When seeking treatment, an individual’s source of their sciatica symptoms can help determine the appropriate care plan in order to relieve pain and discomfort. A chiropractor for example, will diagnose an individual for any injuries or underlying conditions that could be causing their sciatica symptoms as well as determine the location of the nerve impingement to recommend a proper set of stretches and exercises. The specific exercises can vary depending on the location of the nerve damage or injury. Certain symptoms of sciatica may require immediate medical attention. It is rare for sciatica symptoms to require immediate surgery but if an individual experiences worsening neurological symptoms that begin to affect both legs, if there is bladder or bowel incontinence, or if symptoms occur directly after trauma from an accident, its essential for the individual to seek immediate medical attention.

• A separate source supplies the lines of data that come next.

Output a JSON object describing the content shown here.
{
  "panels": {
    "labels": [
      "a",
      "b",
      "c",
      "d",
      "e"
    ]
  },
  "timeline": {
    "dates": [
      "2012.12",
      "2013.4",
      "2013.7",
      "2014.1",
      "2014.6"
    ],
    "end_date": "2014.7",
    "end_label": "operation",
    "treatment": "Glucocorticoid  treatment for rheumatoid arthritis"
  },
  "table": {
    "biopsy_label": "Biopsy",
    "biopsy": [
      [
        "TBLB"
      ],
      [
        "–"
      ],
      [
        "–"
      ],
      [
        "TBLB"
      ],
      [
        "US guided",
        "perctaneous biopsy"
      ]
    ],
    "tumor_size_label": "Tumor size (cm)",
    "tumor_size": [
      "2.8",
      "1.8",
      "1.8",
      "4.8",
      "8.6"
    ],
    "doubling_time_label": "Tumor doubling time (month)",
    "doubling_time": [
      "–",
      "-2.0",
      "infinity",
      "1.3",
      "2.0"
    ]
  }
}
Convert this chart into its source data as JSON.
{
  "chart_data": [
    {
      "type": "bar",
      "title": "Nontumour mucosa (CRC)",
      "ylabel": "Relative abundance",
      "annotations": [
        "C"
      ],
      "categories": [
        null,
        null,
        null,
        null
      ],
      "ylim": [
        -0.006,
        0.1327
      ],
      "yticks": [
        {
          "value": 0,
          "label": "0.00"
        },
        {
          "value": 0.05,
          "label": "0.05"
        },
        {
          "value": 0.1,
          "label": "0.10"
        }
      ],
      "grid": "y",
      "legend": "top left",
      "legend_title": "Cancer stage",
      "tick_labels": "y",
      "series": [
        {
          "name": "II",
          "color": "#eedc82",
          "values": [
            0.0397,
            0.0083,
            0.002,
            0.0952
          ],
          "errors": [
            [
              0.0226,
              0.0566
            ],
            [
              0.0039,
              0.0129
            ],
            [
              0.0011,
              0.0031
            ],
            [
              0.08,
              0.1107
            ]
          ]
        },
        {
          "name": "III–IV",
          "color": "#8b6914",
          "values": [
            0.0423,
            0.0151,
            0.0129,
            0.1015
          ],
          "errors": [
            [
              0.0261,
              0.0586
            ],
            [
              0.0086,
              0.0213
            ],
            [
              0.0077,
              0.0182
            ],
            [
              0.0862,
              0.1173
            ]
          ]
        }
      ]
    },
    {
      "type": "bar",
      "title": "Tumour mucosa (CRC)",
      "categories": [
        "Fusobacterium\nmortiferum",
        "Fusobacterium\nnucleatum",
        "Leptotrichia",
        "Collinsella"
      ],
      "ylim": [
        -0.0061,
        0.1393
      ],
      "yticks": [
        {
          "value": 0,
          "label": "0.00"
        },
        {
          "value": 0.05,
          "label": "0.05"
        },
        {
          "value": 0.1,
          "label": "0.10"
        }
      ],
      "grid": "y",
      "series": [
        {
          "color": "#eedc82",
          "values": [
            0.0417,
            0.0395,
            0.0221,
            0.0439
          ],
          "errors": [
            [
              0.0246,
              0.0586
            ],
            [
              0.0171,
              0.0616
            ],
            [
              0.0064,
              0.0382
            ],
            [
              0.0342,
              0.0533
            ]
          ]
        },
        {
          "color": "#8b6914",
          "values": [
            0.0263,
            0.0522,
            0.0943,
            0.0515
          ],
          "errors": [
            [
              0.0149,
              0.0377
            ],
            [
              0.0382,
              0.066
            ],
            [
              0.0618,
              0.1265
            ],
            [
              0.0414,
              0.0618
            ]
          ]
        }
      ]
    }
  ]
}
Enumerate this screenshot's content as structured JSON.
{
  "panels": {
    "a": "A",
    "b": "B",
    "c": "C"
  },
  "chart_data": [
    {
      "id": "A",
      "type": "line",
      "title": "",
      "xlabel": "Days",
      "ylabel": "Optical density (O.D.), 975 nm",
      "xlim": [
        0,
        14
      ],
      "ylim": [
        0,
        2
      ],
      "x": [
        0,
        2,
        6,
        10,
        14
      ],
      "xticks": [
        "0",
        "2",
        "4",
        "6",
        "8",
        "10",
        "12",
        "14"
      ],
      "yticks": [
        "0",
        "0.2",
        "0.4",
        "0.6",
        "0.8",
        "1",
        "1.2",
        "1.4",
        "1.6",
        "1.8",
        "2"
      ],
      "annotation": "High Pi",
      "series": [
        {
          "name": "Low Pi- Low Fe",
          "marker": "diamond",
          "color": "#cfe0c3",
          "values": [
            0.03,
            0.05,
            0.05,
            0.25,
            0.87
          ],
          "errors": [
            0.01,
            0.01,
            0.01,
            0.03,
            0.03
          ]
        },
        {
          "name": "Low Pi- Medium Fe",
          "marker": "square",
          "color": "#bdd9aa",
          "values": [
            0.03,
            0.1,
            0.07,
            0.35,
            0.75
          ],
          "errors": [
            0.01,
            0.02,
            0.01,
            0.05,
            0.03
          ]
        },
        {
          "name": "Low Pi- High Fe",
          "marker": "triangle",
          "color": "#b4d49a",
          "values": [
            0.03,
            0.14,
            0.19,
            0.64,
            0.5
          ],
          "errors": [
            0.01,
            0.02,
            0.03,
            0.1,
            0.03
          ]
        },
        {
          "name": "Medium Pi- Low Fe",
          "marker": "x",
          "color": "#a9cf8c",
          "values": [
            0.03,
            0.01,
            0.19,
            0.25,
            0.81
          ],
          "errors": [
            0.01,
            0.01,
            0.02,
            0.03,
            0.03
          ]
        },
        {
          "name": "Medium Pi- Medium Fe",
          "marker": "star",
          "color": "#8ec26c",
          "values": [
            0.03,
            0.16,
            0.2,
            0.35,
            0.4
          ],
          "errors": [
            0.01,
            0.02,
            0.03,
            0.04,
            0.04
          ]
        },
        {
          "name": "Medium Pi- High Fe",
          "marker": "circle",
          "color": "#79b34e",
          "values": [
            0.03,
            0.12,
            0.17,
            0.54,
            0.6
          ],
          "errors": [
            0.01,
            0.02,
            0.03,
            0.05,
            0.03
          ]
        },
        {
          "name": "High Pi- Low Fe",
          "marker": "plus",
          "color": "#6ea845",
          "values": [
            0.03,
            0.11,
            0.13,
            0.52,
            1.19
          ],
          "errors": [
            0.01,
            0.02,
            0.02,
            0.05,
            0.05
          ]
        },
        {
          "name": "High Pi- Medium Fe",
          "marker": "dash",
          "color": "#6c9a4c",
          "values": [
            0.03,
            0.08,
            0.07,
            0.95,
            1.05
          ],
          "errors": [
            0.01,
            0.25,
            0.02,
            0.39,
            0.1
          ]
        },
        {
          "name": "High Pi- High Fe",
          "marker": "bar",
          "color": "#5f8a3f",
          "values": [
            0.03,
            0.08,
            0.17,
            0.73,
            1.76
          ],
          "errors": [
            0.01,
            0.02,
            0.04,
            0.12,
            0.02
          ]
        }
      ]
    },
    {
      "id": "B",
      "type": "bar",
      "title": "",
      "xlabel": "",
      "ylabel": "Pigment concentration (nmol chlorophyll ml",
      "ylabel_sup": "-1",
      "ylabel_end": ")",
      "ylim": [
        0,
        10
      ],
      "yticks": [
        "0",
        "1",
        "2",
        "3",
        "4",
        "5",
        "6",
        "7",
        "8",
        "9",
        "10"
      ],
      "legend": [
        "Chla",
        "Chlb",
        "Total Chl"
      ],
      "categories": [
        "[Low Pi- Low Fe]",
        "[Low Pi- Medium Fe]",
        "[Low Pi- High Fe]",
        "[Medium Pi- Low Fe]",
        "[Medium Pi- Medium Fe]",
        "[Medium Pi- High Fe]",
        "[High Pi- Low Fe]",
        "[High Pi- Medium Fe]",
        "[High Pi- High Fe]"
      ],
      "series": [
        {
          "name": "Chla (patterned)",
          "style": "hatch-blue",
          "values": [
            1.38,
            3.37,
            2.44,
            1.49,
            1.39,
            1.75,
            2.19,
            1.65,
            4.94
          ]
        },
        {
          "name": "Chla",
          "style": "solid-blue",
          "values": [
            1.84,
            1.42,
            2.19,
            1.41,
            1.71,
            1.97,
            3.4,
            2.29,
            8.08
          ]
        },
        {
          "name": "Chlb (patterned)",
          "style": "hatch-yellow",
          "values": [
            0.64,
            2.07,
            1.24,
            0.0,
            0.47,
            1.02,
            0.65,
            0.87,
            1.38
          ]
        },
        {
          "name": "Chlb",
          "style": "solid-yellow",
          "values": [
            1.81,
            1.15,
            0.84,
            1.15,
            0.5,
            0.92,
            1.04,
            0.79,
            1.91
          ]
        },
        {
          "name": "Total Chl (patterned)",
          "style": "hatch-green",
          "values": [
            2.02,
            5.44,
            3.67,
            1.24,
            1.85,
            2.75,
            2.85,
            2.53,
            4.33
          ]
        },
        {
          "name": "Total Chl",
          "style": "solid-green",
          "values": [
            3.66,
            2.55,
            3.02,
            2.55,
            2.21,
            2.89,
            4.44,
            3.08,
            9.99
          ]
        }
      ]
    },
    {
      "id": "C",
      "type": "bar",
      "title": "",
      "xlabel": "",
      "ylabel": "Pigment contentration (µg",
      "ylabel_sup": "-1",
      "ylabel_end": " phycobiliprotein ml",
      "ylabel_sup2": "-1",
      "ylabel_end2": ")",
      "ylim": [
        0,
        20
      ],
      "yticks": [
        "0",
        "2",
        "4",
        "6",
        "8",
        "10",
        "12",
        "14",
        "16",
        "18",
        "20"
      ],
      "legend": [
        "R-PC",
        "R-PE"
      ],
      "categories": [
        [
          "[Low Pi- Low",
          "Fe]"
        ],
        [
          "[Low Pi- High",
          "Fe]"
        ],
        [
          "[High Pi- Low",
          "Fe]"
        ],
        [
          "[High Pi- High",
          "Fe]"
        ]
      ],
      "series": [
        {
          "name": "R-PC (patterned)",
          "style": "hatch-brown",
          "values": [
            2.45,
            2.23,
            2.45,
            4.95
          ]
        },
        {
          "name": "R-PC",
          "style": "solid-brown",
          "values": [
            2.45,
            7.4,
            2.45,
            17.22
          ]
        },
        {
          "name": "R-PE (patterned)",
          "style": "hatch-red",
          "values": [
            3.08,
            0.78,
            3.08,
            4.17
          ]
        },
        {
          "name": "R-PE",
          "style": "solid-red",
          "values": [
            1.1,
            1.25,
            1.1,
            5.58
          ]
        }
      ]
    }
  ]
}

Sciatica is also known as lumbar radiculopathy or may often be referred to as pinched or compressed nerve pain. Many individuals may find these terms confusing when they are used interchangeably but these refer to the same diagnosis. Furthermore, sciatica is a frequent term used to describe a variety of symptoms on the legs, however, leg pain may not always be due to sciatica. A piriformis muscle complication or a sacroiliac joint issue can also cause pain and discomfort that travels down the leg similar to sciatica.

A majority of individuals whom experience sciatica can achieve relief from their symptoms within 6 to 12 weeks without relying on surgery. In fact, studies have shown that the long-term results of surgery and non-surgical treatments are similar. Faster pain relief may occur through surgery but, after a year, both surgical and non-surgical approaches produce identical outcomes. Throughout an individual’s treatment for sciatica, the application of ice and/or heat therapy, gentle stretching, and low-impact exercises, such as walking, can help ease sciatic nerve pain during the process of rehabilitation.